The covered way is a corridor running along the outer perimeter of the castle moats between the top of the glacis – the artificial slope on the outside of a fortress that descends from the covered way to ground level, which made it more difficult for attackers to approach the walls – and the top of the counterscarp.

The covered way owes its structure, as seen today, to the modifications initiated by Cermeño in 1753, although it is possible that the construction of some sections, located between the Velasco and Santa Amàlia Bastions, had already been completed in the late seventeenth century. There are records of the construction of various sections all through the process of construction of the fortification and always linked to the excavation of the moats.

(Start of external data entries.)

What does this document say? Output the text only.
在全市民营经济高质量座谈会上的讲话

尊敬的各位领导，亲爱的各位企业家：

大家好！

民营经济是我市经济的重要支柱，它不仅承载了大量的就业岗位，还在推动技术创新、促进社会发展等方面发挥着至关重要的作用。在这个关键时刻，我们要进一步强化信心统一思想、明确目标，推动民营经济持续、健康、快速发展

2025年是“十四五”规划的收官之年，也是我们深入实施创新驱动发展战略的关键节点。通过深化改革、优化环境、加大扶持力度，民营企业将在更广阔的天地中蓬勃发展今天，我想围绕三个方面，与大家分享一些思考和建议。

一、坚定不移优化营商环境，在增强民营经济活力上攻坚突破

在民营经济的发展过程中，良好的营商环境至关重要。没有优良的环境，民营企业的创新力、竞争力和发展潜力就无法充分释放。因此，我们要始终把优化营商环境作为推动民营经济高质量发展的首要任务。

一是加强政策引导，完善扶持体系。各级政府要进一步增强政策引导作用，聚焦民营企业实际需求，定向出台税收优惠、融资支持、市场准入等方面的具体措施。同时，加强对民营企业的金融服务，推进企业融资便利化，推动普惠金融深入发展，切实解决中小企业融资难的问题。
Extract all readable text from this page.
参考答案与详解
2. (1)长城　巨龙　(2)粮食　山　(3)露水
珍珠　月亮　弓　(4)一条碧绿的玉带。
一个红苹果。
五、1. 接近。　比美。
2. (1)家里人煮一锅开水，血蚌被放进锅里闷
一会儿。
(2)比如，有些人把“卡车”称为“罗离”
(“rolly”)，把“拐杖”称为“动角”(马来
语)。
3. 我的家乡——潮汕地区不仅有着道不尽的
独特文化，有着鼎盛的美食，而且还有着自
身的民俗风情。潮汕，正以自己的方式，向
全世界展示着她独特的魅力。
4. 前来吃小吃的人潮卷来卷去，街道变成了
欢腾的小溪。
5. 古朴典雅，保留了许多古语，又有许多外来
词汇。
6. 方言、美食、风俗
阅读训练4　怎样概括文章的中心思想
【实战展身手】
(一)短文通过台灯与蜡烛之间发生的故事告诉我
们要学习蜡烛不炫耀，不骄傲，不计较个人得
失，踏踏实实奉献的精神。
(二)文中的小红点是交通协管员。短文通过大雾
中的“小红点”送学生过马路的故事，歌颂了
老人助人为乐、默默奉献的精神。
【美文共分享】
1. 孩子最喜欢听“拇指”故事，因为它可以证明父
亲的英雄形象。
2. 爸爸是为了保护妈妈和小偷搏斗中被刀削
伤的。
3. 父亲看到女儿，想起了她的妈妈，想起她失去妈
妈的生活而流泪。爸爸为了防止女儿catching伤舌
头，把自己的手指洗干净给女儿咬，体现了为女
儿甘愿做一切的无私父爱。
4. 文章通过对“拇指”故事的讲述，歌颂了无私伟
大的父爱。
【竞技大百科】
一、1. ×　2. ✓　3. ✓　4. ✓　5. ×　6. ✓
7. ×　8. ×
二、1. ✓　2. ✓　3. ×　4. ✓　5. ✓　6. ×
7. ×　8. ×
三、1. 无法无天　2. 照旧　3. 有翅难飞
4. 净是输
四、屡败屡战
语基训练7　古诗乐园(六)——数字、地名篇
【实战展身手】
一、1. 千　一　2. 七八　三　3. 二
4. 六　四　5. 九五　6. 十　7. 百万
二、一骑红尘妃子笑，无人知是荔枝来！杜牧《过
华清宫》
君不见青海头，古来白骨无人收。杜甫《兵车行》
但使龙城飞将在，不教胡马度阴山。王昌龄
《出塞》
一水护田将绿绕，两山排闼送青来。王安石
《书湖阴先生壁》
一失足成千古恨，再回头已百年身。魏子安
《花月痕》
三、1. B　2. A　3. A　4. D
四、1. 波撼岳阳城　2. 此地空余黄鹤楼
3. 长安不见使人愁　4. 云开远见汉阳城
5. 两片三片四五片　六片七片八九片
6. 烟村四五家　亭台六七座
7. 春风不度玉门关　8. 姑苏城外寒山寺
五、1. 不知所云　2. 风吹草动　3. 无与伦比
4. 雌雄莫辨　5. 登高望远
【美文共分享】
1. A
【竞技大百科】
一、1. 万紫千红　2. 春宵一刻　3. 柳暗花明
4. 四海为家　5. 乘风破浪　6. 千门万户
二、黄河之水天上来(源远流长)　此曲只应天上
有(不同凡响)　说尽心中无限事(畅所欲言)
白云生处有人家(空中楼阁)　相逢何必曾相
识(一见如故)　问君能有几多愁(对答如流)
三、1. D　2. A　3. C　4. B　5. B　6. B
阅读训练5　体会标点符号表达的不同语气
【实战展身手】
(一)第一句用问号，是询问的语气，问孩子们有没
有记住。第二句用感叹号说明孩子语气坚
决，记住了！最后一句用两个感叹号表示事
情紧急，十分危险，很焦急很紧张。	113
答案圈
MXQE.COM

It is bounded by the counterscarp of the moats on the inside, and on the outside by the perimeter wall that served as a parapet to protect the defenders. The original castle gateway, now gone, was located on the northern side of the Castle; it was approached by a road from Barcelona. This was also the site of the bridge that linked the covered way to the inside of the castle. At the corners, there are wider areas intended to be assembly points where the soldiers could gather to organise the defences of the castle. Although two of these assembly points were planned, only one was completed, opposite the entrance bridge and provided with a small sentry box that controlled entry to the inside of the enclosure. This disappeared with the modern alterations. At different points on the covered way there were small rectangular buildings that functioned like bottlenecks, hampering the advance of the enemy, but these were demolished in the late 1960s to facilitate the transit of vehicles. The covered way was reached from the moat by steps on the counterscarp.

It was the first line of defence on the outside of the Castle; its goal was to keep enemy infantry at a distance. It also served as a sally point for launching sorties by the castle garrison during sieges. When the inner ward lost its military function and the moats were opened to the public during the 1960s, the covered way was made into a promenade.